Scaling limits of random planar maps with a unique large face

TL;DR

This paper investigates the asymptotic behavior of large random bipartite planar maps with a dominant large face, showing convergence to the Brownian tree and describing the distance profile via Brownian excursions.

Contribution

It establishes the emergence of a unique large face in large maps and proves their convergence to the Brownian tree in the Gromov-Hausdorff sense.

Findings

Presence of a unique large face proportional to the map size

Distance profiles converge to a Brownian excursion

Rescaled maps converge to Aldous' Brownian tree

Abstract

We study random bipartite planar maps defined by assigning nonnegative weights to each face of a map.

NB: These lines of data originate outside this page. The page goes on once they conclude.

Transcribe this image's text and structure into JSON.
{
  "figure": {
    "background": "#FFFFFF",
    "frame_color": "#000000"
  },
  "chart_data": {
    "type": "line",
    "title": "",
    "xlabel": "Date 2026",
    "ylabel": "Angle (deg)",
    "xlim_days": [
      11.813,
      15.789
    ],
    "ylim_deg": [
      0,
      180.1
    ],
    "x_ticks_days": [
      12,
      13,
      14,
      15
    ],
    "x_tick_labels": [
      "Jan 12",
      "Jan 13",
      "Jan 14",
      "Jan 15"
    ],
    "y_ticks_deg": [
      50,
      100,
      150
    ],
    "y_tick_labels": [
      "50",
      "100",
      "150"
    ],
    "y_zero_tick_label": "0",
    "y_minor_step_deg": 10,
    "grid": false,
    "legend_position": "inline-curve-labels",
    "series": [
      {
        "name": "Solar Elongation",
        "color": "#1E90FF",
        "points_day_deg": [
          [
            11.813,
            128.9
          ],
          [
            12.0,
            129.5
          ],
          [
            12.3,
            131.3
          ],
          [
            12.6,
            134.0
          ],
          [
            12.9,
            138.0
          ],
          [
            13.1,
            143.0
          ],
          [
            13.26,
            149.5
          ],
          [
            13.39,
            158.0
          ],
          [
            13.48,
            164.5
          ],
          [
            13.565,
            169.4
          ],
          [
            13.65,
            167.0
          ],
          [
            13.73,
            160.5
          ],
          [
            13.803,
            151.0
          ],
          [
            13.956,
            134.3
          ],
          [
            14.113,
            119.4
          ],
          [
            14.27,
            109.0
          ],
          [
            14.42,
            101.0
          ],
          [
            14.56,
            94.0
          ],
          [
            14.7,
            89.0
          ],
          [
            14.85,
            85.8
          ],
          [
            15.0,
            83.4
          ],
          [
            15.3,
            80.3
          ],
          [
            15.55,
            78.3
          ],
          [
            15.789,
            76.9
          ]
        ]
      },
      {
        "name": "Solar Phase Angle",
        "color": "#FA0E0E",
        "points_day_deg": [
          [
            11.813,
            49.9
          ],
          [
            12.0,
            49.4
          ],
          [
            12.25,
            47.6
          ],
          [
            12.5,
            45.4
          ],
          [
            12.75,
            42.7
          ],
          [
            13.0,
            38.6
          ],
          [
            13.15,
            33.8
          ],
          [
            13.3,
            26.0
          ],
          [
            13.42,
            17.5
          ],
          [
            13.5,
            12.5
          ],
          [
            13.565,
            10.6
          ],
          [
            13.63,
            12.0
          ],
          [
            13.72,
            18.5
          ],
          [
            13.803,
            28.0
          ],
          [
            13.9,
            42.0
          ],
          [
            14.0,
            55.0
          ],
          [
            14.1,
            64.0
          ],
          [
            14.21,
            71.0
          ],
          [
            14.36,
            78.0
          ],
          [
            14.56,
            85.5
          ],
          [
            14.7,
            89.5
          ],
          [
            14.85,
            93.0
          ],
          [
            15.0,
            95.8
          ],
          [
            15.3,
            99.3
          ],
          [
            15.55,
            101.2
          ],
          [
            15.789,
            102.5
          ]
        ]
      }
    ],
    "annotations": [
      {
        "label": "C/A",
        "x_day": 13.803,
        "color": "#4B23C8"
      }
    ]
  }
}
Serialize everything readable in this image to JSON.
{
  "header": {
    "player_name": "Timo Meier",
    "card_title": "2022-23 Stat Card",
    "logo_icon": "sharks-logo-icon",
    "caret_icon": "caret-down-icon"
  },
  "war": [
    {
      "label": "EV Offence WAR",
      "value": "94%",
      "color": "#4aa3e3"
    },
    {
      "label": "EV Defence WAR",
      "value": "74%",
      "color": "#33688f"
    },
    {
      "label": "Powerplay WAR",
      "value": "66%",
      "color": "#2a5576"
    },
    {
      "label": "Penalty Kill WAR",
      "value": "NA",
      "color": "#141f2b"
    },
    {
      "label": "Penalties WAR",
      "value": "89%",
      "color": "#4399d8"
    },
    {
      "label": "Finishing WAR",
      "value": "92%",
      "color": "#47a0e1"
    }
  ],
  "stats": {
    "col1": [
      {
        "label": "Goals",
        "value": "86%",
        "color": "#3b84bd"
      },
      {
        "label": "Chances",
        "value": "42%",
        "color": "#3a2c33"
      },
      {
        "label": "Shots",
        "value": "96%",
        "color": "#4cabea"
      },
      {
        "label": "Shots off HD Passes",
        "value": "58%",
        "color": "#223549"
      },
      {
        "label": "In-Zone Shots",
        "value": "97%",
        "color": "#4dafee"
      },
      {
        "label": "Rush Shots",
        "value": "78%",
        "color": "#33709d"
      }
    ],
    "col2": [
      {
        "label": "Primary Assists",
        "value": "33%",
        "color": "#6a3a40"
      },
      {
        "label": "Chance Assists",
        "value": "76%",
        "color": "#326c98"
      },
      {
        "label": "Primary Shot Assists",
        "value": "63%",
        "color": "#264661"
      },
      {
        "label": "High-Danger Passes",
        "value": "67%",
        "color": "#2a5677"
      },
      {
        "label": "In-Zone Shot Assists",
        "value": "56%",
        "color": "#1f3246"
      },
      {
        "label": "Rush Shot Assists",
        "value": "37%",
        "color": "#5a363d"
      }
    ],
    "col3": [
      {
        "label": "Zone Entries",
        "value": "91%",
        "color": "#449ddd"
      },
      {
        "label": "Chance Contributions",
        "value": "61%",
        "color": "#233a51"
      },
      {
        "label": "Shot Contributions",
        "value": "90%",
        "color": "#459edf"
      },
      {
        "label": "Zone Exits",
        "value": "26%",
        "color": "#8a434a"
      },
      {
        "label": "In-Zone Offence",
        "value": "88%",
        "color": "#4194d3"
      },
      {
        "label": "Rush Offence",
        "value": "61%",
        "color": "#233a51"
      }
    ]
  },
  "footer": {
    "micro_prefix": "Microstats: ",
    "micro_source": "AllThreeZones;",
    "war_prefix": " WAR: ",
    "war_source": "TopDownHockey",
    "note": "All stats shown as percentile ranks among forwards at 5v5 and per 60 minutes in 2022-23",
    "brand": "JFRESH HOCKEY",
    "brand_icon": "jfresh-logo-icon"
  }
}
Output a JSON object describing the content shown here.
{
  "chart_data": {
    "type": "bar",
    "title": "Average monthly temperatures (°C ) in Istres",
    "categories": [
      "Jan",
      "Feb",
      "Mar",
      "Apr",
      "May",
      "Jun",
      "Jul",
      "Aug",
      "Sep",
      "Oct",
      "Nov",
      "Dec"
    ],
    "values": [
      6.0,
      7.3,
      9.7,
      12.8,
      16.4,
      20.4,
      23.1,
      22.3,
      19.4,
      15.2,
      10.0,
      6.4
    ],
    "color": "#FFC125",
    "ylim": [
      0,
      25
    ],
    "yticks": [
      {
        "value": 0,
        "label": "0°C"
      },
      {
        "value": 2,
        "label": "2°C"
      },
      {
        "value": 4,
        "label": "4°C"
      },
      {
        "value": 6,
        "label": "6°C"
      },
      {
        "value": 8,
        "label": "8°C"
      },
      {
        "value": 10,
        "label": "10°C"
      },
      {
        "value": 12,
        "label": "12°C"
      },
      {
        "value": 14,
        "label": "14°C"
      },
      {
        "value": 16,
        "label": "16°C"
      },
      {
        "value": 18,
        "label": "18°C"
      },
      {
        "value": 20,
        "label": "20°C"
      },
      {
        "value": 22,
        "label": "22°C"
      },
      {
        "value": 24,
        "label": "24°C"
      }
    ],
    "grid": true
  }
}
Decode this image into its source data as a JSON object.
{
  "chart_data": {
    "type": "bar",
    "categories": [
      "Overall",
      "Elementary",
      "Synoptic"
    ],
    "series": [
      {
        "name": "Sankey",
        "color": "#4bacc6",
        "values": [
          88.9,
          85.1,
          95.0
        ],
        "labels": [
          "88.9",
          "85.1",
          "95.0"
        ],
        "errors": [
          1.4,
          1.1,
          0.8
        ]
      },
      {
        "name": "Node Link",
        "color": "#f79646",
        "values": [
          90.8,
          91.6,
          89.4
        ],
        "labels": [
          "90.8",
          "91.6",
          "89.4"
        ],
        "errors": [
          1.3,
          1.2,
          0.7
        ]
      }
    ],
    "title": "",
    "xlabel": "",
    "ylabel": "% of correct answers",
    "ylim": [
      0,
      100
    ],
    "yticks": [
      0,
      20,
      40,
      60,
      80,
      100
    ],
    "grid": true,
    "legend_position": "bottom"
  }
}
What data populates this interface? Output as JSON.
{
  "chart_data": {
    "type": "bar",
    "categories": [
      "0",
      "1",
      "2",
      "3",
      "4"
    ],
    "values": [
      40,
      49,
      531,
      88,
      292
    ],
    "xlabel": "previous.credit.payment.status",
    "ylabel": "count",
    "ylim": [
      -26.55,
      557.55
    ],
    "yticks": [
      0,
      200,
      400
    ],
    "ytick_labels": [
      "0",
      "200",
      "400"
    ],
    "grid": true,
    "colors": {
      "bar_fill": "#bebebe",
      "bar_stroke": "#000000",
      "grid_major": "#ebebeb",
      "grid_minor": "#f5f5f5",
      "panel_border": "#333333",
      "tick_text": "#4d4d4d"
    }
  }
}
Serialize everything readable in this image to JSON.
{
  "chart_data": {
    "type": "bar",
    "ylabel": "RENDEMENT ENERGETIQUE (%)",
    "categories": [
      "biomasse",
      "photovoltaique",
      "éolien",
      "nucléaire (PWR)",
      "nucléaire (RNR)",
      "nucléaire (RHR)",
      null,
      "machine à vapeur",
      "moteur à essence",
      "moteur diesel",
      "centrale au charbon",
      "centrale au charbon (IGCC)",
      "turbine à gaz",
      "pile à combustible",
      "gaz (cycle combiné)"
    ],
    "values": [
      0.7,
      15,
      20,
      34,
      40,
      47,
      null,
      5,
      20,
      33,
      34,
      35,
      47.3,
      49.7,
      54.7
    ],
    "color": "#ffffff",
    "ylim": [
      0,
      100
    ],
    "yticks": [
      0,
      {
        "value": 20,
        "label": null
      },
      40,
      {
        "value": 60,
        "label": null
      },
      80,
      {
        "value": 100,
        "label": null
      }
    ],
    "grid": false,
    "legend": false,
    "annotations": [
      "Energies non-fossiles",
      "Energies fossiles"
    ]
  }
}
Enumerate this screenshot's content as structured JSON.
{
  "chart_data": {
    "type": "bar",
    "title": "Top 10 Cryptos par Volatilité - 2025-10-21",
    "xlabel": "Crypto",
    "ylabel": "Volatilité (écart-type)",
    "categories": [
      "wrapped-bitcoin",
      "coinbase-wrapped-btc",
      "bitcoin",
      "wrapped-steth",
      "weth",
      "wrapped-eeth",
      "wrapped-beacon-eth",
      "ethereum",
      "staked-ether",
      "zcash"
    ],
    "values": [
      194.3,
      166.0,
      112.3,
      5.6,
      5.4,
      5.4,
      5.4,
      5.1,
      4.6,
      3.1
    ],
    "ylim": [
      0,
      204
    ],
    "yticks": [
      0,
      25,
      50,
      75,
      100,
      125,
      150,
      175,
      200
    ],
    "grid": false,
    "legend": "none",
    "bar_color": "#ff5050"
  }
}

We prove that for certain choices of weights a unique large face, having degree proportional to the total number of edges in the maps, appears when the maps are large. It is furthermore shown that as the number of edges $n$ of the planar maps goes to infinity, the profile of distances to a marked vertex rescaled by $n^{-1/2}$ is described by a Brownian excursion. The planar maps, with the graph metric rescaled by $n^{-1/2}$, are then shown to converge in distribution toward Aldous' Brownian tree in the Gromov-Hausdorff topology. In the proofs, we rely on the Bouttier-di Francesco-Guitter bijection between maps and labeled trees and recent results on simply generated trees where a unique vertex of a high degree appears when the trees are large.